Not so to Ali.  He saw it as an opportunity to further suck up to his Zionist handlers.  His failure to ever say anything incisive is written into the bargain.  The pitiful figure who emerged from the arrangement drips with a sad recognition that nobody gives a shit what he thinks, that he’s needed only to repeat establishment bromides and misrepresent his community.  The detritus of this bargain is evident in puerile humor and relentless smarm, the defense mechanisms of a toady whose soul is always unsettled. 

Ali enjoyed a bit of groveling from his white audience, but in the end he caught a well-earned ratio.  His inability to conjure support from the community he claims to represent illustrates that Palestine cannot easily be apportioned into crude identitarian categories.  Ali sounded demoralized as this recognition set in, offering a series of musty jokes ignored by nearly all of his 240,000 followers.  At one point he even attached a “get out the vote!” message to one of his rejoinders and this all-but-guaranteed way to get cheap retweets resulted in…nothing.

Joe will fix the problem

There’s a subtext here that we should recognize, one that extends into contested spaces among the pro-Palestine left:  the struggle between a new leadership class reliant on liberal patronage and those who are serious about opposition to Zionism.  The Palestinian American community once boasted a formidable radical energy.  The radical energy that managed to survive decades of repression has been almost wholly swallowed by electoralism, social climbing, Gulf money, and Democratic Party astroturf.  With his cornball zest for #resistance literature, Wajahat Ali may sound like the lost Krassenstein brother, but the Palestinians who followed his march into the Democratic Party are operating on the same terrain, no matter how different they sound on Twitter.  Even the most adamant anti-Zionist will find it difficult to avoid practicing Zionism in that terrain.  

People think they can game the machinery, imagine that they can maintain their dignity within a system erected atop a mountain of Palestinian bodies, but such idealism quickly dissipates.  You either play by the rules, with an occasional gesture of rebellion for the sake of pretense, or you run away from the fantasy, knowing that the system will either survive or implode, but never reform. 

Decide to play electoral politics in institutional spaces and everything changes.  Suddenly you’re no longer free to speak your mind.  Suddenly you have donors to appease, handlers to oblige, organizations to assuage.  Suddenly you’ve made yourself property of the potentates and defense contractors who control the party.  And soon you’ll be acclimated to humiliation.
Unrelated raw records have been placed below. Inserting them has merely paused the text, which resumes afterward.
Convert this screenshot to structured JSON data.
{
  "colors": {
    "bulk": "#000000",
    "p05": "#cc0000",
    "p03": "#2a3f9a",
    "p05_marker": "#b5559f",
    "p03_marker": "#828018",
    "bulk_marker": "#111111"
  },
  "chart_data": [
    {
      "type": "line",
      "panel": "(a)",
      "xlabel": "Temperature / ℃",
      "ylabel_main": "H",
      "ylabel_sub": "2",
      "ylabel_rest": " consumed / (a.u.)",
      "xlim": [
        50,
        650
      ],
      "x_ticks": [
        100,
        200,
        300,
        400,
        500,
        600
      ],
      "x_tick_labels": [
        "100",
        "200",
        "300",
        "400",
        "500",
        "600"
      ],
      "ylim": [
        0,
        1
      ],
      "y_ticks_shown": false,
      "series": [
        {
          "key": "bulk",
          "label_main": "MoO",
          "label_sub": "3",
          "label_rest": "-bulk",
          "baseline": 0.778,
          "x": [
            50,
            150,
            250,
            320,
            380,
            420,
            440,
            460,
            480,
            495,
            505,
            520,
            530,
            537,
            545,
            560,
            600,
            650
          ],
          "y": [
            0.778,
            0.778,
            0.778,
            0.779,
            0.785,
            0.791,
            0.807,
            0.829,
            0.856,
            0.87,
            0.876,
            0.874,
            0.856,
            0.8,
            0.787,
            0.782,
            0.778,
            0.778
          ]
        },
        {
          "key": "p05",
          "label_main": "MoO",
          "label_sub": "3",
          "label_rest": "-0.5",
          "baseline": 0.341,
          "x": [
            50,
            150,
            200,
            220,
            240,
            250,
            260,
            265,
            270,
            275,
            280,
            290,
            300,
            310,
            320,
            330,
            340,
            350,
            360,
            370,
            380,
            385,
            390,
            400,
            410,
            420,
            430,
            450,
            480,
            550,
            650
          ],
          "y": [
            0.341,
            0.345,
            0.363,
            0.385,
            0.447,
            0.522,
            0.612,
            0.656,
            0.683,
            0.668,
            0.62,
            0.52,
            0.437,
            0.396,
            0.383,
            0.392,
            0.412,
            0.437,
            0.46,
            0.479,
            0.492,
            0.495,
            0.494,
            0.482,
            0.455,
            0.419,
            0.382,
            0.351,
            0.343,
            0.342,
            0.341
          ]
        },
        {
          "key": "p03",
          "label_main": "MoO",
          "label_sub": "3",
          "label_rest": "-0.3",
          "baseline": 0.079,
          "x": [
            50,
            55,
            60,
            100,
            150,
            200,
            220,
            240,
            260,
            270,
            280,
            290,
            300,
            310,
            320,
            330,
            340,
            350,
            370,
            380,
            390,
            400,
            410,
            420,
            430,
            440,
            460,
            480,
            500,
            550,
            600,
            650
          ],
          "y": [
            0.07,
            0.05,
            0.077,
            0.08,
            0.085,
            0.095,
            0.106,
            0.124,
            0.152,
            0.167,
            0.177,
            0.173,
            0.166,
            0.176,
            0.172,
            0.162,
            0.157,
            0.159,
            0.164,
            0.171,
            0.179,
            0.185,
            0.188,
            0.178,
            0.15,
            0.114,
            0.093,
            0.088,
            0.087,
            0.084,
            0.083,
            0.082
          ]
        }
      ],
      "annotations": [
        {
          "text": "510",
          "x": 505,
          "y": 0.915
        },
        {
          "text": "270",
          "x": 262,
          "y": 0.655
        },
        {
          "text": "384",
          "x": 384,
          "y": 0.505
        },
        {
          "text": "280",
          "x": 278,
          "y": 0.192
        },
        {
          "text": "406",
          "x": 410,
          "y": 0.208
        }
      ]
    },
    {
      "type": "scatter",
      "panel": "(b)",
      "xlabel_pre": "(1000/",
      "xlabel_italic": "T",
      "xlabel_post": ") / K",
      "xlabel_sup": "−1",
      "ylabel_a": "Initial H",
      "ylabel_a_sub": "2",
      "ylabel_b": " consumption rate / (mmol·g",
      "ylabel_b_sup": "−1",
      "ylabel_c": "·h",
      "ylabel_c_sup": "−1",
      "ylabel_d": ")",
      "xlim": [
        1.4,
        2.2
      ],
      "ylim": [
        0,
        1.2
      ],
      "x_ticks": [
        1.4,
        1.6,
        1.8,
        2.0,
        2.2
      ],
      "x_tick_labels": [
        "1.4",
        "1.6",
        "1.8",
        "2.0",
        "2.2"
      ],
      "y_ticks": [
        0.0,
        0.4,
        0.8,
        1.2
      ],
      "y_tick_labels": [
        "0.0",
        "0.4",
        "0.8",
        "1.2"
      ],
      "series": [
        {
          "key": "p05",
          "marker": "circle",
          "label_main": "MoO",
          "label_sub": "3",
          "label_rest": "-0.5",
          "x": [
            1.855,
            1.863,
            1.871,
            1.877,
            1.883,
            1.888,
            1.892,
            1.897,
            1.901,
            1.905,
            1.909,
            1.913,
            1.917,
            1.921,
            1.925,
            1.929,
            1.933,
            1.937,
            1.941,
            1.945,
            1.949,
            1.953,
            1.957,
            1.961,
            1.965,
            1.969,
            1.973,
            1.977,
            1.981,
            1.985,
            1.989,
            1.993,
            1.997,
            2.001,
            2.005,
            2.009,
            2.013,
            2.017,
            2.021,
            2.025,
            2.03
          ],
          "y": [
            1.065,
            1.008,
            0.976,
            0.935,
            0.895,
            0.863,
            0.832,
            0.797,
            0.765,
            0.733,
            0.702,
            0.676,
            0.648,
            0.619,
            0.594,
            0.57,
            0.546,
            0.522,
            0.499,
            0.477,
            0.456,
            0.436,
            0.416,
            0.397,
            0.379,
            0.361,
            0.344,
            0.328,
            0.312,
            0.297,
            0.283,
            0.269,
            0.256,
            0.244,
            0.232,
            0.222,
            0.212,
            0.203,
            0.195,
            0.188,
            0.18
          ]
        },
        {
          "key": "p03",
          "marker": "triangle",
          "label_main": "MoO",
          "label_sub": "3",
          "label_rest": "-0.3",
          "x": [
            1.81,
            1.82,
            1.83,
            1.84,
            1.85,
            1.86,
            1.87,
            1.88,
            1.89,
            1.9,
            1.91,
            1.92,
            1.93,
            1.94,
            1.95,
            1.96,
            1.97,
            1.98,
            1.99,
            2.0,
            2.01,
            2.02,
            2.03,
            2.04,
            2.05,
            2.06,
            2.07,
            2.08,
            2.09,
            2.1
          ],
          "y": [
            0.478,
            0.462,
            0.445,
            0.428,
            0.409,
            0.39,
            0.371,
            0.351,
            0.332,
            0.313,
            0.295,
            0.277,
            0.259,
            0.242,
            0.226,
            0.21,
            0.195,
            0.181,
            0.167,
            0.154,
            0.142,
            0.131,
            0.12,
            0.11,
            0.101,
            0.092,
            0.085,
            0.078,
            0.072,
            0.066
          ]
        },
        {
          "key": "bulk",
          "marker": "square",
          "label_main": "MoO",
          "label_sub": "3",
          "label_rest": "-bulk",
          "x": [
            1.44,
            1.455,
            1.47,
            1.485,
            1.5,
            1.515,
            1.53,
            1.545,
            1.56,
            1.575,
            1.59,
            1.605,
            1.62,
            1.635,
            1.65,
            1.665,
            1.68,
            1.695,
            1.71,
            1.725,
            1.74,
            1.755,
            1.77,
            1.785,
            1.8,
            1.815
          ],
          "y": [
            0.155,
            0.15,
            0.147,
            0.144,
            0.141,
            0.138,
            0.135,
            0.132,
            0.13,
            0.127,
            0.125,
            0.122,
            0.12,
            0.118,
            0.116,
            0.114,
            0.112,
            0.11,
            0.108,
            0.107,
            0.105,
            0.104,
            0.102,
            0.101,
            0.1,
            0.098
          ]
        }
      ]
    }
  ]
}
The players pretend they’re free, proclaim that they’re in fact promoting or preserving freedom, but they know the constraints better than anyone. 

MLI was the test run.  Keep an eye on how the project of chaining leadership to electoralism develops.  We’ll continue drowning as those who profess to represent us opt for respectability, using the identity we earned through decades of struggle to satisfy the predilections of our enemy. 

If you’re ever confused, ever ambiguous, ever uncertain, please try your best to remember:  Palestinians need freedom.  Nobody needs a media career.